A few Jews hid in the ruins of the ghetto; arguing that he needed more workers, Plagge brought 100 arrested Jews into HKP. But he could not prevent the SS from seizing 250 children from the camp and murdering them while he was on leave.Good eventually traces Major Plagge, makes a fascinating story in itself, which he describes in his wonderful book.

During World War II, he used his position as a staff officer in the German Army to employ and protect Jews in the Vilna Ghetto. In September 1943, rumor spread that many of the Jews in the Vilnius ghetto were to be taken by the SS regardless if they had working papers.After leaving Vilnius, Plagge led his unit westward and surrendered to the United States Army on 2 May 1945 without suffering a single casualty. In this fascinating book, the author, who married a lady of Italian descent, expresses the wonder he used to feel, that at the yearly picnic of his wife's family, there would be crowds of relations, whereas in the case of his parents' family, he could only view photographs of relatives who were all dead. Michael Good has appeared on C-SPAN, as a speaker in Israel, and in Germany and in schools, libraries, churches and synagogues across the United States.

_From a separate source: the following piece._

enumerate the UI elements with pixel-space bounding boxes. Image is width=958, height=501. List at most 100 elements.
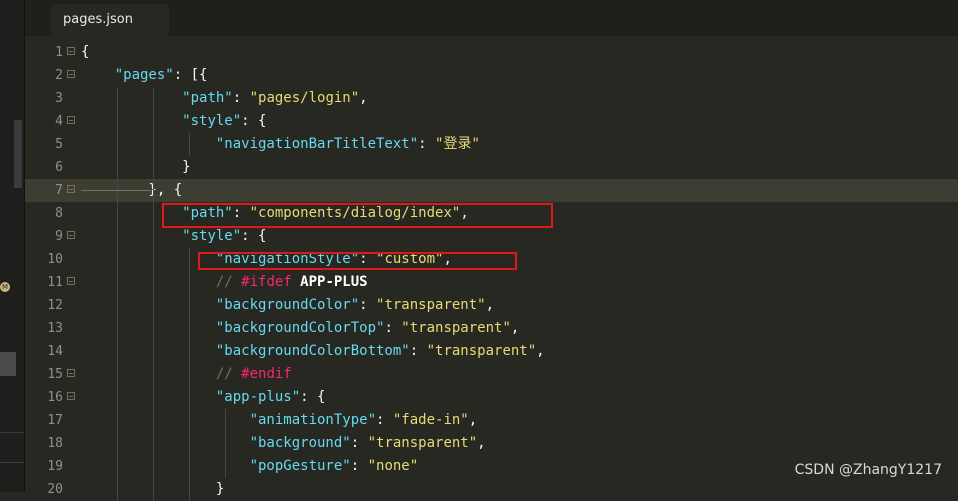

In particular, the Vilna Ghetto was seen as a threat because of its extensive underground movement and the proximity of partisans in the woods around the city. The risk for Plagge was that he would be accused of favouring Jews, and this was really a very serious offence.

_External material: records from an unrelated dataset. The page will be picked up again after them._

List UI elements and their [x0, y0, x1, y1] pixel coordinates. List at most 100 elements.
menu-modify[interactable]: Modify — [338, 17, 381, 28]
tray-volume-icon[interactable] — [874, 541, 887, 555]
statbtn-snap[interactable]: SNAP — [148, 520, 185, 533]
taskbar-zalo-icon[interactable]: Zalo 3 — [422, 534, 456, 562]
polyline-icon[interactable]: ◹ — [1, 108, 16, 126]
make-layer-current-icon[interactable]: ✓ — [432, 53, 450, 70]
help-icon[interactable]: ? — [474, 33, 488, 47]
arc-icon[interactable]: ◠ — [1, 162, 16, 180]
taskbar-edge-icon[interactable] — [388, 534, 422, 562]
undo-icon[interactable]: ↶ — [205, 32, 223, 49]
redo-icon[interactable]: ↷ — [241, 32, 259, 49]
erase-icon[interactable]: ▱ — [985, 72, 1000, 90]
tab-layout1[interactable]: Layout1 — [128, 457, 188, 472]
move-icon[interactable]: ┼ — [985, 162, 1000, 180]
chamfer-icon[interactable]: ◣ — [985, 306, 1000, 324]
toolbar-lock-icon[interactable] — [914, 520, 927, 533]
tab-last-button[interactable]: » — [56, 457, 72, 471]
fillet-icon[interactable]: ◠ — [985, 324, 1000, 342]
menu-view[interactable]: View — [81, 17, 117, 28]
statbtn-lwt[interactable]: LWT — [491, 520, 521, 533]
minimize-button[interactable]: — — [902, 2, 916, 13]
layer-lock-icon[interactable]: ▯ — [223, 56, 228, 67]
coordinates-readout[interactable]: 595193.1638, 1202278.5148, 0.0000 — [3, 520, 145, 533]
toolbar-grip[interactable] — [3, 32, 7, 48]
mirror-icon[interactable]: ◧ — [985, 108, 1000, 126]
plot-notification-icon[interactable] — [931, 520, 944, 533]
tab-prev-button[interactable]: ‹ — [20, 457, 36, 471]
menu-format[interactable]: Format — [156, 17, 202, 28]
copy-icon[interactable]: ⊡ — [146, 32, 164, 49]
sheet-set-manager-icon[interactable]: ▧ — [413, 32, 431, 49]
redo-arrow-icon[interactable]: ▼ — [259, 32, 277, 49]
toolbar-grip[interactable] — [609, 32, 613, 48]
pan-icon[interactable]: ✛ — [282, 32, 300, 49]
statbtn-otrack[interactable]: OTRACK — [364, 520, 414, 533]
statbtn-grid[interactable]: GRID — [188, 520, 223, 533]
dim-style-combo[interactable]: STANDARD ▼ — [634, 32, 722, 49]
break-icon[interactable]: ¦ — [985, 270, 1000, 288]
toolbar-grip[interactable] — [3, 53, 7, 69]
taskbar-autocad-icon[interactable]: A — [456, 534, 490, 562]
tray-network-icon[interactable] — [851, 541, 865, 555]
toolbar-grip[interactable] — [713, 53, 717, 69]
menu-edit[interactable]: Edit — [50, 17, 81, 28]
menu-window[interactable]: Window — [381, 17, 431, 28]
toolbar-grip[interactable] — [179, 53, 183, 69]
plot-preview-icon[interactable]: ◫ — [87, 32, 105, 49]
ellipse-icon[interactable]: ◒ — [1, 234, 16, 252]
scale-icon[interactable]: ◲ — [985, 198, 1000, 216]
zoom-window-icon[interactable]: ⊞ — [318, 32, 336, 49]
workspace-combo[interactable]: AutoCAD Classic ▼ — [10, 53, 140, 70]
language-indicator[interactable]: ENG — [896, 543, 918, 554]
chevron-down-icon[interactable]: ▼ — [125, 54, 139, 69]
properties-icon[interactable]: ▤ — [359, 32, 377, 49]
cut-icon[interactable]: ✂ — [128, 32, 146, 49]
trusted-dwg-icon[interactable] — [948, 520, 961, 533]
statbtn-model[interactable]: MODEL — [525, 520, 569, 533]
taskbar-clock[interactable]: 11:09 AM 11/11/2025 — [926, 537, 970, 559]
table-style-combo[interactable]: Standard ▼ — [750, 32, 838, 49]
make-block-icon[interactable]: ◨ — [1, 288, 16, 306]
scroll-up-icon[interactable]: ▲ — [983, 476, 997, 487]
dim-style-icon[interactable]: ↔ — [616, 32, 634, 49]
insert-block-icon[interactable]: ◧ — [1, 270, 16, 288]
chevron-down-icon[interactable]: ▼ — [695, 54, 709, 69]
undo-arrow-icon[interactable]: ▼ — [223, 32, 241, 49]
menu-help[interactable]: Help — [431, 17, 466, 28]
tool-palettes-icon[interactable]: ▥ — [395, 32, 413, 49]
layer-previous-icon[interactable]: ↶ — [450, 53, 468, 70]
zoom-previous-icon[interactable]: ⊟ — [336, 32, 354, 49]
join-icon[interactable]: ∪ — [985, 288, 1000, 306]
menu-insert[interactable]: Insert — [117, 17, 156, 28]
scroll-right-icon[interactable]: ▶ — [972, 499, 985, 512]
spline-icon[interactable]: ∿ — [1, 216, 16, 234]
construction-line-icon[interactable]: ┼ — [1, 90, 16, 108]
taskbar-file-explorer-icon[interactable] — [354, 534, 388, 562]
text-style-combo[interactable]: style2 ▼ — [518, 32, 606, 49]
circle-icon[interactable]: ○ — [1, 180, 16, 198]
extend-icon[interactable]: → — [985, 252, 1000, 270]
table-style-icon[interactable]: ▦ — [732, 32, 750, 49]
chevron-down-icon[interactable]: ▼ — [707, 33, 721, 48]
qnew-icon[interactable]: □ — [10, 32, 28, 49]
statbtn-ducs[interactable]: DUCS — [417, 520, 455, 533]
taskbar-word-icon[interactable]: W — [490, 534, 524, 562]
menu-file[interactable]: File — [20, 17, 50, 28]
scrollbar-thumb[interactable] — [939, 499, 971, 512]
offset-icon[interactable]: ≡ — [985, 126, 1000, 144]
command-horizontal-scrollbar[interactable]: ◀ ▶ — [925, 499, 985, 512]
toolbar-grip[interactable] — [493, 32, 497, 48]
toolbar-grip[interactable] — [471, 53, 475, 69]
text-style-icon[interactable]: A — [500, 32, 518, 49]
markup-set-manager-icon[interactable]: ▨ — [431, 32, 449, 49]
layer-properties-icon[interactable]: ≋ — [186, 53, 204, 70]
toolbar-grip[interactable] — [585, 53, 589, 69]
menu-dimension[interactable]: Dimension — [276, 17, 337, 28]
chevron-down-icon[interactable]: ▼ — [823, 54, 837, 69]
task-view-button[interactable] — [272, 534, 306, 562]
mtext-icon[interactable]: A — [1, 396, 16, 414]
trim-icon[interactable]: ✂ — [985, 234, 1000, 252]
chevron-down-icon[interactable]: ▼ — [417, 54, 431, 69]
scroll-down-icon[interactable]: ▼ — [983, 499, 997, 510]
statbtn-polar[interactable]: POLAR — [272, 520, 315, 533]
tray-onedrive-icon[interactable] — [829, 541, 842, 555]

Plagge attempted to contact Neugebauer, but was unable to, and the Jews were all deported to Klooga. The book is written by a physician - William Good - whose parents - William and Pearl Gdud - were WWII holocaust survivors who fled to this country from Vilna in Lithuania. Plagge was born to a Prussian family in Darmstadt, Germany, on 10 July 1897; many of his ancestors had been military doctors.